Tucano

03/10/11

Meu olhar se elevou aos céus naturalmente, ao abandonar-me ao abraço macio da rede e se deparou com cores intensas entre os ramos de um pé de chico-magro, cheio de folhas novas e claras. O fundo sonoro se fazia com piados e gritos ásperos de bem-te-vis, que logo vi voejarem em tentativas de ataque ao tucano, imponente e impassível, com seu corpo negro absoluto, pelo menos ali, contraluz e papo branco cortado por larga faixa de um amarelo intenso, acima de outra área vermelha, de cor profunda e saturada. Como é bela esta ave, com seu bico absurdo, este, sim em tons pálidos amarelados.
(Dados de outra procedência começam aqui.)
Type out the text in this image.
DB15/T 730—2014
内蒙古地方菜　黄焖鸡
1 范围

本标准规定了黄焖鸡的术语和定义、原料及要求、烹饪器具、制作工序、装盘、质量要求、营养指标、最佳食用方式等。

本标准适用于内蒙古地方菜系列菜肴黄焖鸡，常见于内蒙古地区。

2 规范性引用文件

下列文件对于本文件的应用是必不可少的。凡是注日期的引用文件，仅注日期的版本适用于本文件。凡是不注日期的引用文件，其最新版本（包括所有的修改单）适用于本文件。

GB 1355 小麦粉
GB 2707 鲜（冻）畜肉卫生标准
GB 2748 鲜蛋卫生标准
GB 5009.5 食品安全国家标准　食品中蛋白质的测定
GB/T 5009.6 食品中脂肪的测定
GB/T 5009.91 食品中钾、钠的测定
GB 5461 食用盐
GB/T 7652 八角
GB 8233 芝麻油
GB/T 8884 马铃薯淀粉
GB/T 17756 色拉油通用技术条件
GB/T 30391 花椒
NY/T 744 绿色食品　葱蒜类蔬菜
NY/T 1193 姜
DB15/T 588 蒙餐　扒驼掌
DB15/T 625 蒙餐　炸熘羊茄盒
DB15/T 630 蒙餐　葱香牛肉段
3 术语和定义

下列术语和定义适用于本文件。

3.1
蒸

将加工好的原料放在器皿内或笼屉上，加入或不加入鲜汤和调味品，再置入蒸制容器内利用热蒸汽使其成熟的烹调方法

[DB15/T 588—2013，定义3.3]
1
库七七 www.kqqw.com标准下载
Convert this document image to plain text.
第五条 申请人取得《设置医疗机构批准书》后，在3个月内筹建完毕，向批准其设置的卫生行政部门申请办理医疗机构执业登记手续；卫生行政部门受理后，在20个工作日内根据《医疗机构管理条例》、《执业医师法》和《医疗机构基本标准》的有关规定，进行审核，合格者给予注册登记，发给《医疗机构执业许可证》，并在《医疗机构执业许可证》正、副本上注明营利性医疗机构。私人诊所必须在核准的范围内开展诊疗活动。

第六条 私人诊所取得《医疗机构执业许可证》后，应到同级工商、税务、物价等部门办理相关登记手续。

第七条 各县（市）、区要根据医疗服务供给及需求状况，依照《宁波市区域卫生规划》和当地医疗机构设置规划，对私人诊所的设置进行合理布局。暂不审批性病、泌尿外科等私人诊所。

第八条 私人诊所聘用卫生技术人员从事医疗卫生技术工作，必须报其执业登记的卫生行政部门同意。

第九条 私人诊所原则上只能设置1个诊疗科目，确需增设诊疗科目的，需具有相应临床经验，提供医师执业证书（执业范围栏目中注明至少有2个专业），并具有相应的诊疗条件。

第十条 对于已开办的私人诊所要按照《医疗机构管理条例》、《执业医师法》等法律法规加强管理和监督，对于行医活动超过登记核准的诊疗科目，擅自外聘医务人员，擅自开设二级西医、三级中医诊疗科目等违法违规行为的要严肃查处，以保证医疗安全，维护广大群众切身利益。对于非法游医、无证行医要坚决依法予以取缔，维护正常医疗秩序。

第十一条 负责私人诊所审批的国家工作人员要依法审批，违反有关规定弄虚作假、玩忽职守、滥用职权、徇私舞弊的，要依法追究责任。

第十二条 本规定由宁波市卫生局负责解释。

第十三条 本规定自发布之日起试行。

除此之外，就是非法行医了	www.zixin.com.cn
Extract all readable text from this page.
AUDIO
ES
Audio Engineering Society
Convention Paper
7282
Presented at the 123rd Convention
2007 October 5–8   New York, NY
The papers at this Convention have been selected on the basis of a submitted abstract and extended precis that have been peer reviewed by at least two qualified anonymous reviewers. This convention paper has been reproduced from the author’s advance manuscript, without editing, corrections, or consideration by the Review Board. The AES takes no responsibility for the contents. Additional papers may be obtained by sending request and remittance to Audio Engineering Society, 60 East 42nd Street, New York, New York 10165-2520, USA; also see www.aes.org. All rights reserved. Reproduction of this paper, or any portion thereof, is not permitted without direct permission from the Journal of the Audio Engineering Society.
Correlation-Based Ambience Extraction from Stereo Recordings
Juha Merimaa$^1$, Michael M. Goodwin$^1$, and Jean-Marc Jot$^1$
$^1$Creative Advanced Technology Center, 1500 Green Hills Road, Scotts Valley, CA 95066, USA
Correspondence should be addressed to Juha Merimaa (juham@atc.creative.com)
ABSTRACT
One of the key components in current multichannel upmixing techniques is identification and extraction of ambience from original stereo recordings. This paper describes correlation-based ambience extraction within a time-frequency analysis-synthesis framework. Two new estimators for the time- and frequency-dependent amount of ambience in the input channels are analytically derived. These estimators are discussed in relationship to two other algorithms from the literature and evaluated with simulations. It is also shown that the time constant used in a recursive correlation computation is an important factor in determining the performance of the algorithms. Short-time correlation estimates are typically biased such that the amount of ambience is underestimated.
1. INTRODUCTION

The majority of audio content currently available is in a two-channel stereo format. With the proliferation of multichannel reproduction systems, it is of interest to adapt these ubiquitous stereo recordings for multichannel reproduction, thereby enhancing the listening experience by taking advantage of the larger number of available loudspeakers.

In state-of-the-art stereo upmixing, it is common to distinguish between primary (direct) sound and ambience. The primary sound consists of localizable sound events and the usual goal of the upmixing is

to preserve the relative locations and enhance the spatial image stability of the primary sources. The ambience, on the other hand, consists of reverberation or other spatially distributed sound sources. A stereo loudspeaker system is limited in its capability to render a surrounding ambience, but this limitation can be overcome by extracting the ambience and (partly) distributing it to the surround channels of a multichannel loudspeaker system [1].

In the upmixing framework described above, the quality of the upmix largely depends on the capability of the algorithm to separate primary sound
Dois bem-te-vis pareciam muito irritados com aquela presença incomum e, decolando dos ramos próximos, investiam contra o forasteiro em voos rente ao alvo, mas sem tentar bicar o intruso, como já vi em outros ataques a gaviões que tentavam roubar filhotes. Nestes casos, os bem-te-vis atacavam com explícita intenção de bicar os olhos do gavião. Agora, o tucano ignorava os ataques. Pareceu-me sossegado, talvez em uma pausa de eventual migração, quem sabe?

Não durou muito tempo. Um bem-te-vi abandonou o pé de chico-magro em voo elegante rumo a outra árvore. Acompanhei-o com o olhar. Voltei-me em busca do tucano e o galho vazio calava sobre a ave colorida e sua partida. Perdi o momento em que o tucano se foi.

A chuva fraca de ontem deixou, hoje o céu mais azul, ainda que povoado de muitas nuvens brancas e brilhantes. A trilha sonora se enriqueceu do canto absurdo de cigarras, a ofuscar as disputas sonoras dos sabiás. Cedo, saguis vieram em bando atrás de ovos de passarinho. Muitos gritos e pios alertavam sobre o perigo e tentavam espantar os ladrões.

É primavera. A vida irrompe pujante e se assenhora de cada canto, ocupa soberana todo espaço. Muito sábio fazer a primavera seguir-se ao inverno... De repente, tudo parece maravilhoso.